Радость не бывает долгой, это прерогатива горя. И любой наш кораблик, – продолжу аналогии с Радзинским, – из газеты вчерашней. Возражать означает спорить с судьбой, – а она оппонентов не жалует. «Шанхай» иллюстрирует это более чем наглядно.
Россия провожает протагониста катастрофой – взрывом на Каширском шоссе: громада жилого дома в одночасье превращается в груду битого кирпича. Теракт, дело рук человеческих, мог бы стать назиданием, – ан нет, Вадим не утрудился извлечь из ситуации урок: позволил себе любить, будто два века себе намерил. И не только себе. Потому в финале суд над непростительным своеволием вершат уже не люди – стихия.
Стихии вообще заслуживают отдельного разговора, ибо это фундамент символики «Шанхая».
Героя на всем протяжении романа сопровождает вода в том или ином виде – дождь во время свиданий с Инкой и Ли Мэй, штормовая волна после случайного секса с проституткой. Вода – порождение Инь, женского начала, ночной, темной, потусторонней силы. Ее знак – триграмма Кань, бездна, что является герою в снах: «Я стою по колено в воде, увязая босыми ступнями в иле, и разглядываю темную воду. Там – жутковатый омут». Второй сон – и того страшнее: «Голый, я стоял по пояс в воде, холодной и непрозрачной. Схватил нечто скользкое – обеими руками. Выбежал на пустой песчаный берег. Сквозь мои пальцы, будто дохлая медуза, струился, стекал тягучими каплями гнилой кусок мяса. Гнилое сердце…»

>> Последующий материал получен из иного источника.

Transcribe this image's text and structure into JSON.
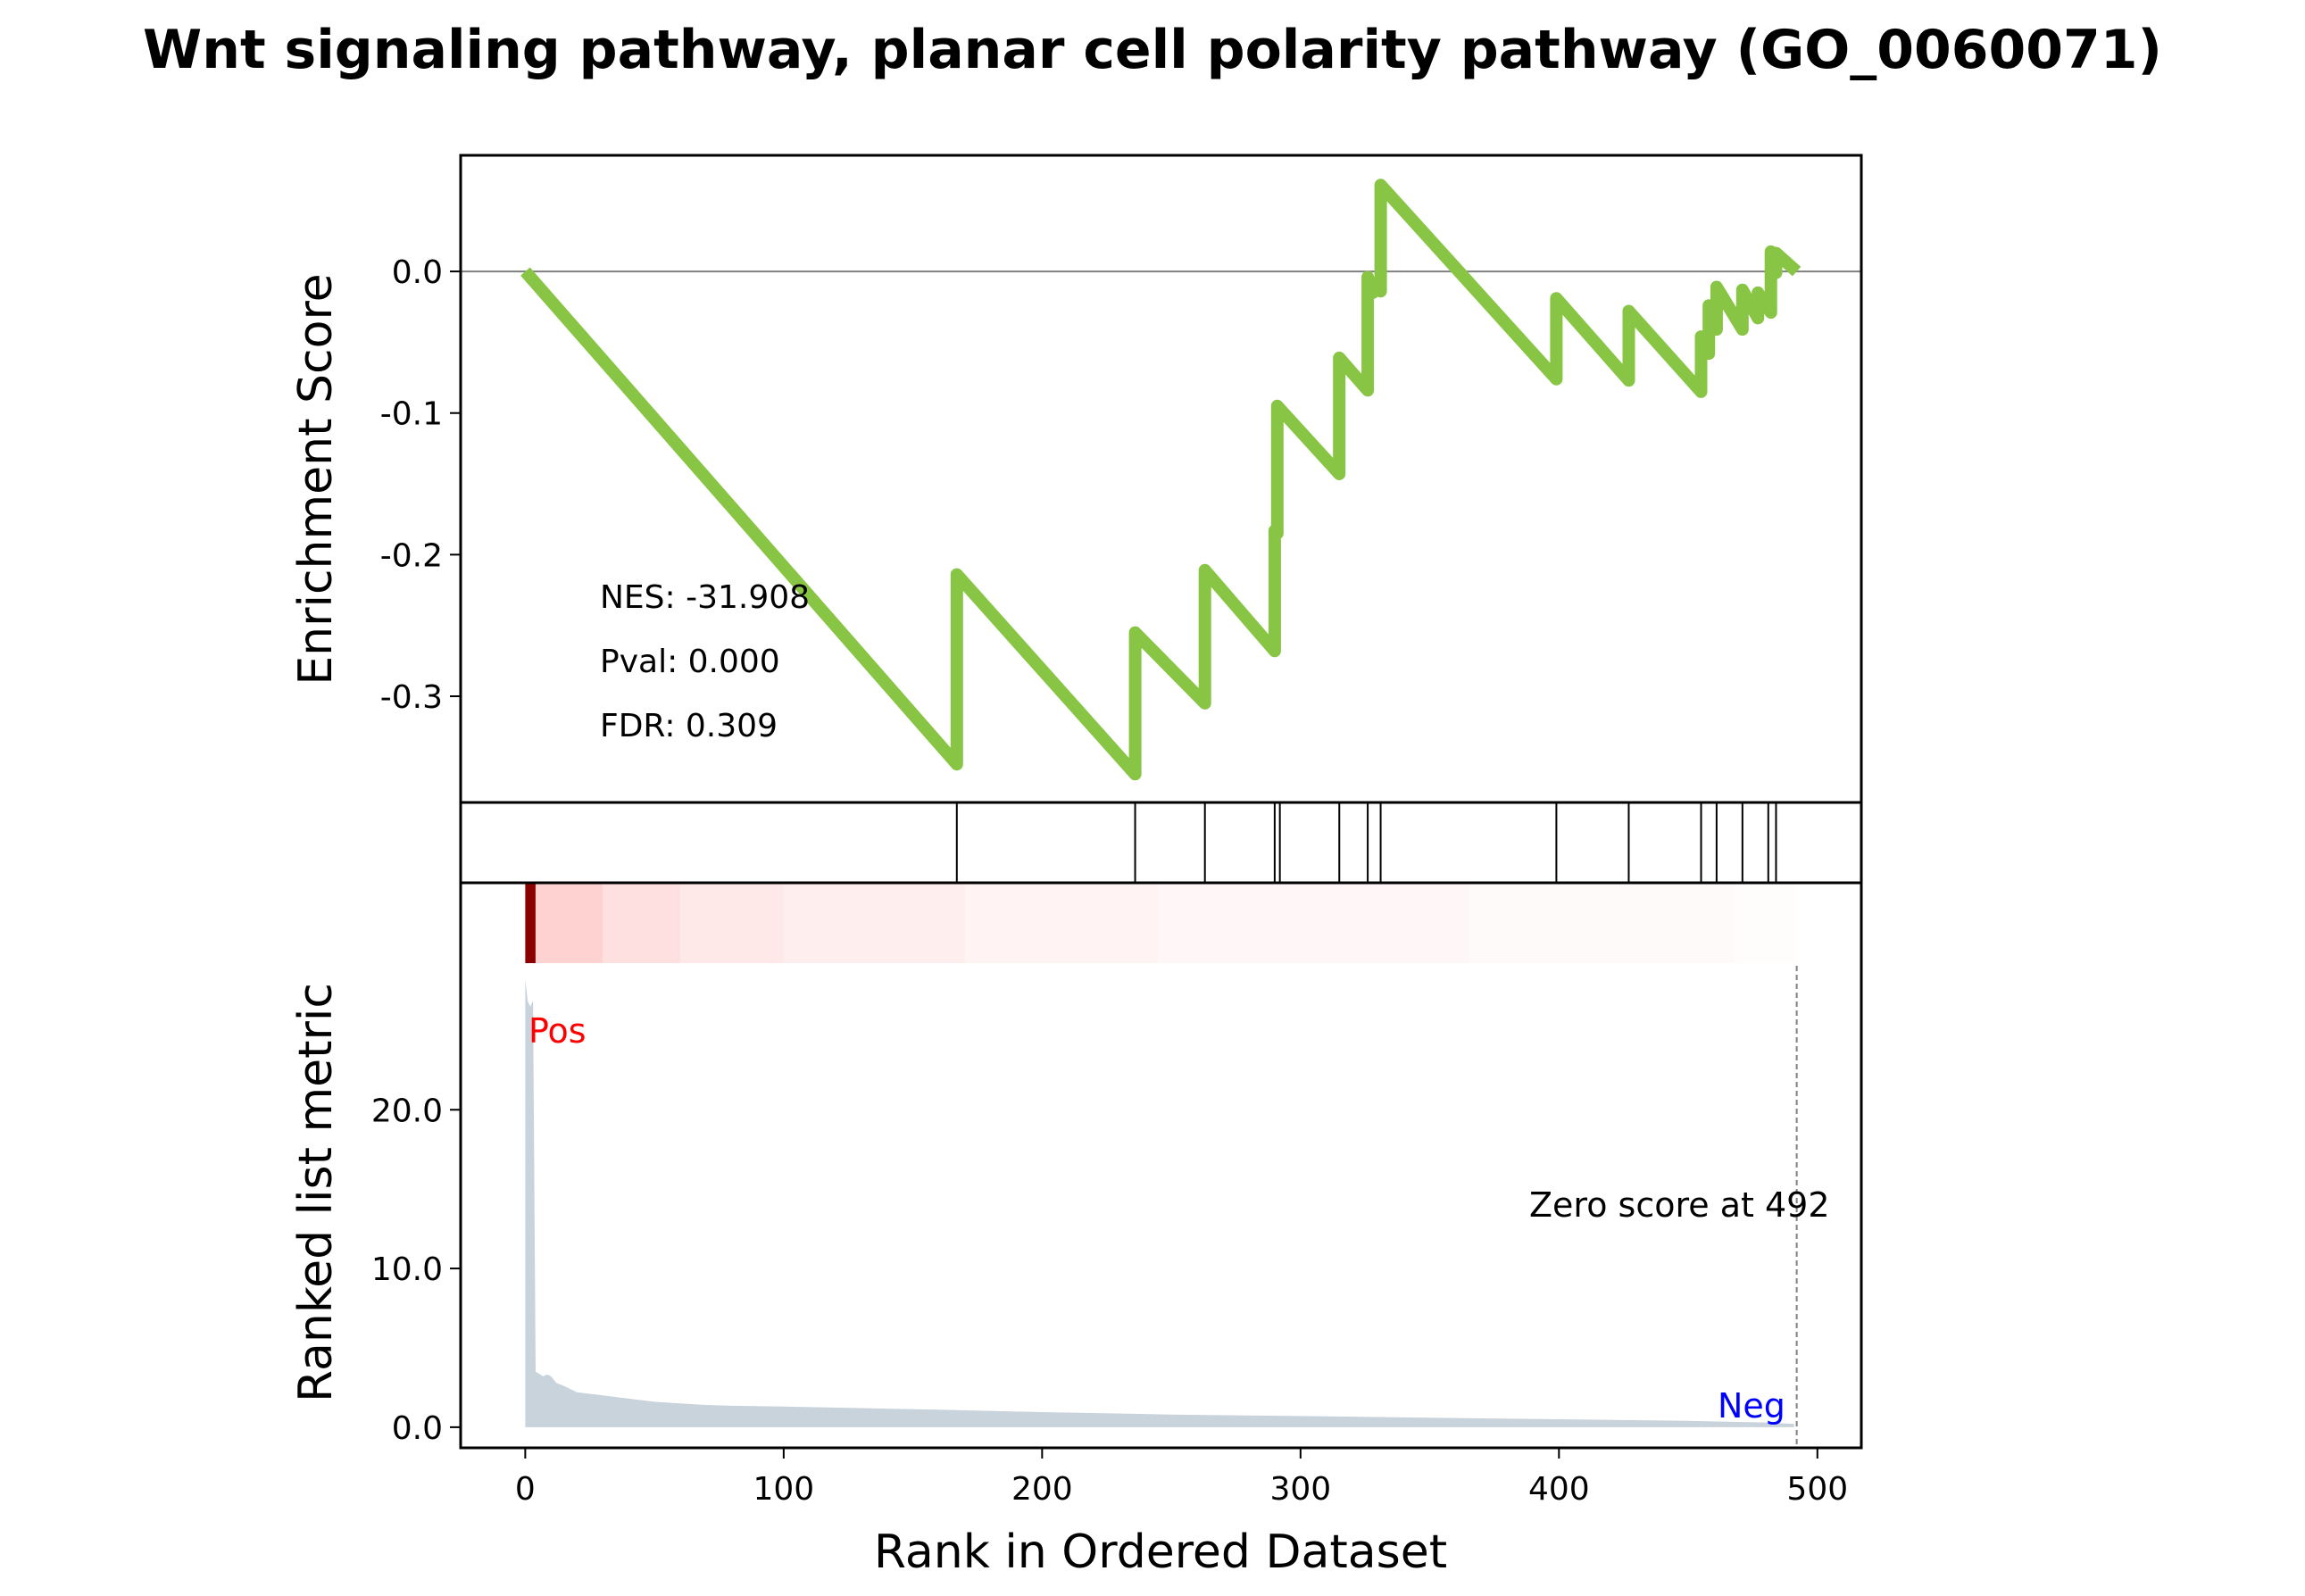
{
  "chart_data": {
    "type": "line",
    "title": "Wnt signaling pathway, planar cell polarity pathway (GO_0060071)",
    "xlabel": "Rank in Ordered Dataset",
    "xlim": [
      -25,
      517
    ],
    "x_ticks": [
      0,
      100,
      200,
      300,
      400,
      500
    ],
    "x_tick_labels": [
      "0",
      "100",
      "200",
      "300",
      "400",
      "500"
    ],
    "enrichment": {
      "ylabel": "Enrichment Score",
      "ylim": [
        -0.375,
        0.082
      ],
      "y_ticks": [
        0.0,
        -0.1,
        -0.2,
        -0.3
      ],
      "y_tick_labels": [
        "0.0",
        "-0.1",
        "-0.2",
        "-0.3"
      ],
      "line_color": "#88c544",
      "zero_line": true,
      "series": [
        {
          "x": [
            0,
            167,
            167,
            236,
            236,
            263,
            263,
            290,
            290,
            291,
            291,
            315,
            315,
            326,
            326,
            328,
            328,
            331,
            331,
            399,
            399,
            427,
            427,
            455,
            455,
            458,
            458,
            461,
            461,
            471,
            471,
            477,
            477,
            482,
            482,
            484,
            484,
            492
          ],
          "y": [
            0.0,
            -0.348,
            -0.214,
            -0.355,
            -0.255,
            -0.305,
            -0.211,
            -0.268,
            -0.183,
            -0.185,
            -0.095,
            -0.143,
            -0.061,
            -0.084,
            -0.004,
            -0.015,
            -0.01,
            -0.014,
            0.061,
            -0.076,
            -0.019,
            -0.077,
            -0.028,
            -0.085,
            -0.046,
            -0.058,
            -0.024,
            -0.041,
            -0.011,
            -0.041,
            -0.013,
            -0.033,
            -0.015,
            -0.029,
            0.014,
            -0.001,
            0.013,
            0.0
          ]
        }
      ],
      "annotations": [
        "NES: -31.908",
        "Pval: 0.000",
        "FDR: 0.309"
      ]
    },
    "hits": {
      "x": [
        167,
        236,
        263,
        290,
        292,
        315,
        326,
        331,
        399,
        427,
        455,
        461,
        471,
        481,
        484
      ]
    },
    "ranked_metric": {
      "ylabel": "Ranked list metric",
      "ylim": [
        -1.3,
        34.3
      ],
      "y_ticks": [
        0.0,
        10.0,
        20.0
      ],
      "y_tick_labels": [
        "0.0",
        "10.0",
        "20.0"
      ],
      "fill_color": "#c9d3dc",
      "x": [
        0,
        1,
        2,
        3,
        4,
        5,
        6,
        7,
        8,
        9,
        10,
        12,
        15,
        20,
        30,
        40,
        50,
        60,
        70,
        80,
        100,
        130,
        160,
        200,
        250,
        300,
        350,
        400,
        450,
        480,
        491
      ],
      "y": [
        28.2,
        26.8,
        26.5,
        26.9,
        3.5,
        3.4,
        3.3,
        3.2,
        3.3,
        3.3,
        3.2,
        2.8,
        2.6,
        2.2,
        2.0,
        1.8,
        1.6,
        1.5,
        1.4,
        1.35,
        1.3,
        1.2,
        1.1,
        0.95,
        0.8,
        0.7,
        0.6,
        0.5,
        0.4,
        0.3,
        0.2
      ],
      "labels": {
        "pos": "Pos",
        "neg": "Neg",
        "zero": "Zero score at 492"
      },
      "pos_color": "#ff0000",
      "neg_color": "#0000ff",
      "zero_score_x": 492
    },
    "heatmap_colors": [
      "#8b0000",
      "#ffd2d2",
      "#ffe0e0",
      "#ffe8e8",
      "#ffeeee",
      "#fff3f3",
      "#fff7f7",
      "#fffafa",
      "#fffcfc"
    ]
  }
}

Агрессия бездны постоянно возрастает: Вадим дважды едва не тонет – сначала в море, потом в шанхайской речке. Вряд ли стоит это комментировать – аллегория вполне понятная.
Еще одна эманация женского начала – земля – выступает вершительницей судеб. В пятичленной даосской структуре мироздания У-син стихии взаимодействуют по-гегелевски, не только едины, но и противоборствуют, земля засыпает воду: Ли Мэй гибнет во время землетрясения, что тоже не нуждается в пояснениях.
Раз уж речь о символике, грех не растолковать героиню. Ли Мэй, Цветок Сливы – красота, непорочность и надежда. Однако мэйхуа, не будем забывать, расцветает зимой. Точно так же, несвоевременно приходит в жизнь Вадима новая любовь, когда старое еще не отболело – но об этом в свой черед. Цветок сливы красного цвета; Ли Мэй постоянно предстает читателю в красных нарядах, а для китайца это добрая примета: радость и процветание.
Надо бы вспомнить и пляжную подружку героя – проститутку Хуан Хуа, Желтый Цветок. Персонаж эпизодический, но архизначимый: желтый в китайском буддизме – цвет отрешенности от мирского. Парадокс, но именно Хуан Хуа излечивает Вадима от разрушительной тяги к бывшей жене: «Я просто освободился от Инны». А если снова вспомнить об У-син, то желтый – это цвет земли…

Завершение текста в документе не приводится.